KEVIN HARRIS: Because many believers are threatened, or at least have been in the past, by the Big Bang thinking that it would somehow negate the need or the evidence for God. Quite the contrary!

DR. CRAIG: Yes, quite the contrary! Because one needs to ask of what caused the Big Bang. I think perhaps the misunderstanding here is that a lot of laypeople think the Big Bang postulates the existence of a sort of super dense pellet which has existed from eternity and then a finite number of years ago sort of blew up. That's not the picture at all. According to the Big Bang, space and time, as you retreat into the past, contract down until they vanish. They reach a point at which space and time themselves came into existence with all the matter and energy in the universe, and there's simply nothing prior to it. So there's no explanation within the Big Bang model of where the universe came from or why the Big Bang occurred. There was no such pellet existing from eternity. The singularity is simply the initial boundary point at which space and time and all matter and energy come into being. It would be like the apex of a cone. If you imagine a cone with the point downward, as you go back in time that's the way space shrinks down until you reach the point of the cone, and that would be the singularity at which space and time come into being or if you're going back in time at which the universe just vanishes.

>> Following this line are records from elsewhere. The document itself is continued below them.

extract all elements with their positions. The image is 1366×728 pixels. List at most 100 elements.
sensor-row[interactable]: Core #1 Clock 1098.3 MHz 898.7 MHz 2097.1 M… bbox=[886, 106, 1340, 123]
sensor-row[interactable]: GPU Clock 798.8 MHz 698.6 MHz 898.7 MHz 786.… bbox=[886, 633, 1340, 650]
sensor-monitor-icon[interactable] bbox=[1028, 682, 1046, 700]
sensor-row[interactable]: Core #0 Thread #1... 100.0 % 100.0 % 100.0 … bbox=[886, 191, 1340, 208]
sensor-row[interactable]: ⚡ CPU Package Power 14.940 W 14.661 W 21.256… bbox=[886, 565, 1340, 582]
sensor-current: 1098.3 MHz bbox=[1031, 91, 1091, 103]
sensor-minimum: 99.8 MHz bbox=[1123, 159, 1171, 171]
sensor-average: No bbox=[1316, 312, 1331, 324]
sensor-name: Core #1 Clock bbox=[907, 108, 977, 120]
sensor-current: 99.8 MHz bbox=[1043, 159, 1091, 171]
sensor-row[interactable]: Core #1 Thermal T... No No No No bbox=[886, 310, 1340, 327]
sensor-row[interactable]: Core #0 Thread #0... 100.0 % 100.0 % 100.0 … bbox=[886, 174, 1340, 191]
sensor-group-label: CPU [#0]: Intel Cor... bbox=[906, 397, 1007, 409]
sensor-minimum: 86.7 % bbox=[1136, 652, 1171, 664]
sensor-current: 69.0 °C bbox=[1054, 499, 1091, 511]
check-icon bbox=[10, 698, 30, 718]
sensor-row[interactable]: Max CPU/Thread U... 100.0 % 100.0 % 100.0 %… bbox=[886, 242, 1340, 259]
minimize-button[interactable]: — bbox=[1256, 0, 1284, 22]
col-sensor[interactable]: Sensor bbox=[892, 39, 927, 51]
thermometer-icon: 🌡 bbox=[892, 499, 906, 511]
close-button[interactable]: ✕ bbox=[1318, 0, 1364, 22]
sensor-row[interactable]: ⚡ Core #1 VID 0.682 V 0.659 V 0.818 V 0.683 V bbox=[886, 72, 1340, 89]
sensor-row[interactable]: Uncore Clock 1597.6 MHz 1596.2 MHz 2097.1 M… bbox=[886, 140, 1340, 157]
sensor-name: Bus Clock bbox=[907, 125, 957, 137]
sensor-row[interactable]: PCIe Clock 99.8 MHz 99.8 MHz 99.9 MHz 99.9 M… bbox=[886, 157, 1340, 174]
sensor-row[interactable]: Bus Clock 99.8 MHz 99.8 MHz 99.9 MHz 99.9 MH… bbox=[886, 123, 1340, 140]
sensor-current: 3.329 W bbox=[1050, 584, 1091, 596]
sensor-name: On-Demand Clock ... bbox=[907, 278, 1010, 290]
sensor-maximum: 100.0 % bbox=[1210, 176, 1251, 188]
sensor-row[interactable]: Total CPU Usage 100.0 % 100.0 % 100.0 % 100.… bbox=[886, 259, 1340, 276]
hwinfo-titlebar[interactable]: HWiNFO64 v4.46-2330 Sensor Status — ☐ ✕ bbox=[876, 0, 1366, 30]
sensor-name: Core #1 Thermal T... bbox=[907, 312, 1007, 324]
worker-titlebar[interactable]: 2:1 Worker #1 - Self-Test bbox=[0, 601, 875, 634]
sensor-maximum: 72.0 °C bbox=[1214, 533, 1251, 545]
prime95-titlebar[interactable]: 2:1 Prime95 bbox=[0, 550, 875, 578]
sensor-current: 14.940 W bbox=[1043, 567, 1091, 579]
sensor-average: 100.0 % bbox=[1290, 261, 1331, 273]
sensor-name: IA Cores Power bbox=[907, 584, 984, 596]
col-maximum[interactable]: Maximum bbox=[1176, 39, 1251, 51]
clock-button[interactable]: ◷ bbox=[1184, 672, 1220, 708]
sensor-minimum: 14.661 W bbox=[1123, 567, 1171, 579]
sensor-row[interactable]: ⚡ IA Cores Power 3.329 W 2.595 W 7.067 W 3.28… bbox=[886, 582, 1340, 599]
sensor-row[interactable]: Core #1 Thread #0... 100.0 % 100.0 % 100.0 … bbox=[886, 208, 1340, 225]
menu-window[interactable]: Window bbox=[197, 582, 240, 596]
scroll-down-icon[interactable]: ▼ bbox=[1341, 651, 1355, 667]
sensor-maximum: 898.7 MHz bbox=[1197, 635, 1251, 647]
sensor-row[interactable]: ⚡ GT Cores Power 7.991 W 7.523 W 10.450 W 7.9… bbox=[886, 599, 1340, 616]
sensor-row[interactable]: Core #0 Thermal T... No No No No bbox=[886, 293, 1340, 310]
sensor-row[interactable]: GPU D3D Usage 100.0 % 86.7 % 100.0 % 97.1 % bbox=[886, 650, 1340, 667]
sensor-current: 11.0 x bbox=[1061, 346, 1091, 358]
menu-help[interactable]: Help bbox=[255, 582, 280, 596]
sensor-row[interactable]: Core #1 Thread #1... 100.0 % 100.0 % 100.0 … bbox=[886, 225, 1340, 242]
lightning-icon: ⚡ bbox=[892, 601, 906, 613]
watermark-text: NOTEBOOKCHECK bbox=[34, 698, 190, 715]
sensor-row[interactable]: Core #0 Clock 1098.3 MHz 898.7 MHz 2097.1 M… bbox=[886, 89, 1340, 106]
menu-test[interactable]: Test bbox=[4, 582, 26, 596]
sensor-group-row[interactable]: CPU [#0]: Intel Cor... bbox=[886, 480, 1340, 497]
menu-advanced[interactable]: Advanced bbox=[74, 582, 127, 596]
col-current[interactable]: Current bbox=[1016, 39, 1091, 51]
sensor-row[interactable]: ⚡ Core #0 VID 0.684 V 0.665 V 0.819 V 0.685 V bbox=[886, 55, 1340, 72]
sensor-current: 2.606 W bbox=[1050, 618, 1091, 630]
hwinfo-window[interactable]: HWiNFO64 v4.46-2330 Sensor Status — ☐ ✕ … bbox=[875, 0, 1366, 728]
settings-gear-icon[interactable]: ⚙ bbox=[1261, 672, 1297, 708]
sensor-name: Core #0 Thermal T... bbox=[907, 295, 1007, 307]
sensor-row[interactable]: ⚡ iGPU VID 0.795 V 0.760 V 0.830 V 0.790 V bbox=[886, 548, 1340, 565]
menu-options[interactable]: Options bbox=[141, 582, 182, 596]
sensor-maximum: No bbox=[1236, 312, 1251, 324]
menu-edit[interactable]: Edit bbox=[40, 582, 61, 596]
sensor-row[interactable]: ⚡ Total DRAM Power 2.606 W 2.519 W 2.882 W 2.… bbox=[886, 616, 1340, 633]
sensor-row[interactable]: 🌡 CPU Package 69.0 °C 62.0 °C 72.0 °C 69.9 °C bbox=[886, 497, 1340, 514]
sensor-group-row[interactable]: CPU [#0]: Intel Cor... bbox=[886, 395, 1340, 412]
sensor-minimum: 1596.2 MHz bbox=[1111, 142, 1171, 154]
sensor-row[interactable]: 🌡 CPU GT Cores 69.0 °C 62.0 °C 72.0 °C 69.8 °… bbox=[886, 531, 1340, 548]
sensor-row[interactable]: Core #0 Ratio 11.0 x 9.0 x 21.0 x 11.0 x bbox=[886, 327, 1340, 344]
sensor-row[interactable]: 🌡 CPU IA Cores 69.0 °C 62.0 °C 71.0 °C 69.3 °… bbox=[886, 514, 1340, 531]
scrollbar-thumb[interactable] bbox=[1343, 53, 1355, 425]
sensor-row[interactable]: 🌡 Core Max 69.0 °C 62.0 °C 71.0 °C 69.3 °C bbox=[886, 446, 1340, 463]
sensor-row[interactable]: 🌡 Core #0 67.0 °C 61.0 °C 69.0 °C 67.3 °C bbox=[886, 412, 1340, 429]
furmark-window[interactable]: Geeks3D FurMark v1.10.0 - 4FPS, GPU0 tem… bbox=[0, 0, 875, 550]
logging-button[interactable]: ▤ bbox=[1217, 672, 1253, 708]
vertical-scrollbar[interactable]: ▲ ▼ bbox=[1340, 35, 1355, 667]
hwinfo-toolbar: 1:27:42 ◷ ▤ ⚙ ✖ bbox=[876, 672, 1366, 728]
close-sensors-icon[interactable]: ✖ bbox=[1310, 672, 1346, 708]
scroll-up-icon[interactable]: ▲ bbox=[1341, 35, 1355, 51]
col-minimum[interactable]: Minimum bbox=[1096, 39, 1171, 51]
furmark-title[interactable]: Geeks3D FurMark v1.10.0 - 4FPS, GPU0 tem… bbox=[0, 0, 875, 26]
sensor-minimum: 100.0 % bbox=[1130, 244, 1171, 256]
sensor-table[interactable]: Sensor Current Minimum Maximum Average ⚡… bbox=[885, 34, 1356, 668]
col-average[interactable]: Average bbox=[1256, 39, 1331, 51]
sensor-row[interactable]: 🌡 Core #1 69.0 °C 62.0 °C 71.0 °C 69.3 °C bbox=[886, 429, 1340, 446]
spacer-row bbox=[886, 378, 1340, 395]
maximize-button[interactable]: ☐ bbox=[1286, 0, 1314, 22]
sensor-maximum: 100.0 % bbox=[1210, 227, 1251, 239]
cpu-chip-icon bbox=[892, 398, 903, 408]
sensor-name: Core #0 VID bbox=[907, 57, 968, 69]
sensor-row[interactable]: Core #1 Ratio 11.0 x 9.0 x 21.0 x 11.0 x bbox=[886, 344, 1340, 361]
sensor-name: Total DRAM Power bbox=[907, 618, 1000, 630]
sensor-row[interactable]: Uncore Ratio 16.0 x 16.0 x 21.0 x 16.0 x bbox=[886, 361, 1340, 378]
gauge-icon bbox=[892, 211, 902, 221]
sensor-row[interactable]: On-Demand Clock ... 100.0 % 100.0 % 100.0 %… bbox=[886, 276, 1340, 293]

KEVIN HARRIS: I'm taking notes like I'm hoping many of our listeners are doing at this point. Hubble's telescope actually gave us some insight into the Big Bang.

DR. CRAIG: Now, do you mean Hubble's original telescope or do you mean the thing that's named after Hubble that's orbiting the Earth?

KEVIN HARRIS: Well, I would mean the original one.

DR. CRAIG: Right, right. Edwin Hubble was a great pioneer of American astronomy. What Hubble discovered in 1929 was that the light coming to us from distant galaxies appears to be redder than one might expect. As Hubble turned his telescope upon all directions of the night sky, he found that this redshift in the light from distant galaxies is universal across the sky. Hubble explained this redshift as due to the fact that the galaxies are moving away from us. Because they are moving away, the light rays that they send to us are stretched as the galaxies move away and so they appear to be redder than they would if the galaxies were stationary with respect to us. Incredibly, what Hubble had discovered was the expansion of the universe predicted by the Russian mathematician Alexander Friedmann and the Belgian astronomer Georges Lemaître on the basis of Einstein's general theory of relativity. It was a virtual turning point in the history of science.

KEVIN HARRIS: There's something else called the microwave background?

DR. CRAIG: Yes, during the 1930s and 40s, George Gamow, another great American physicist, reckoned that if the Big Bang model were true – if the universe is, in fact, expanding in the way the model says – that there should be a sort of relic radiation throughout the universe, a kind of radiation background that would be a vestige of an earlier, very hot, very dense state of the universe. He estimated that this would be somewhere around 4 or 5 degrees above absolute zero – just absolutely frigid. Unexpectedly, serendipitously, this microwave background radiation was discovered in 1965 by two scientists working for the Bell Telephone Laboratories and constitutes one of the greatest confirmations of the Big Bang model and the expansion of the universe.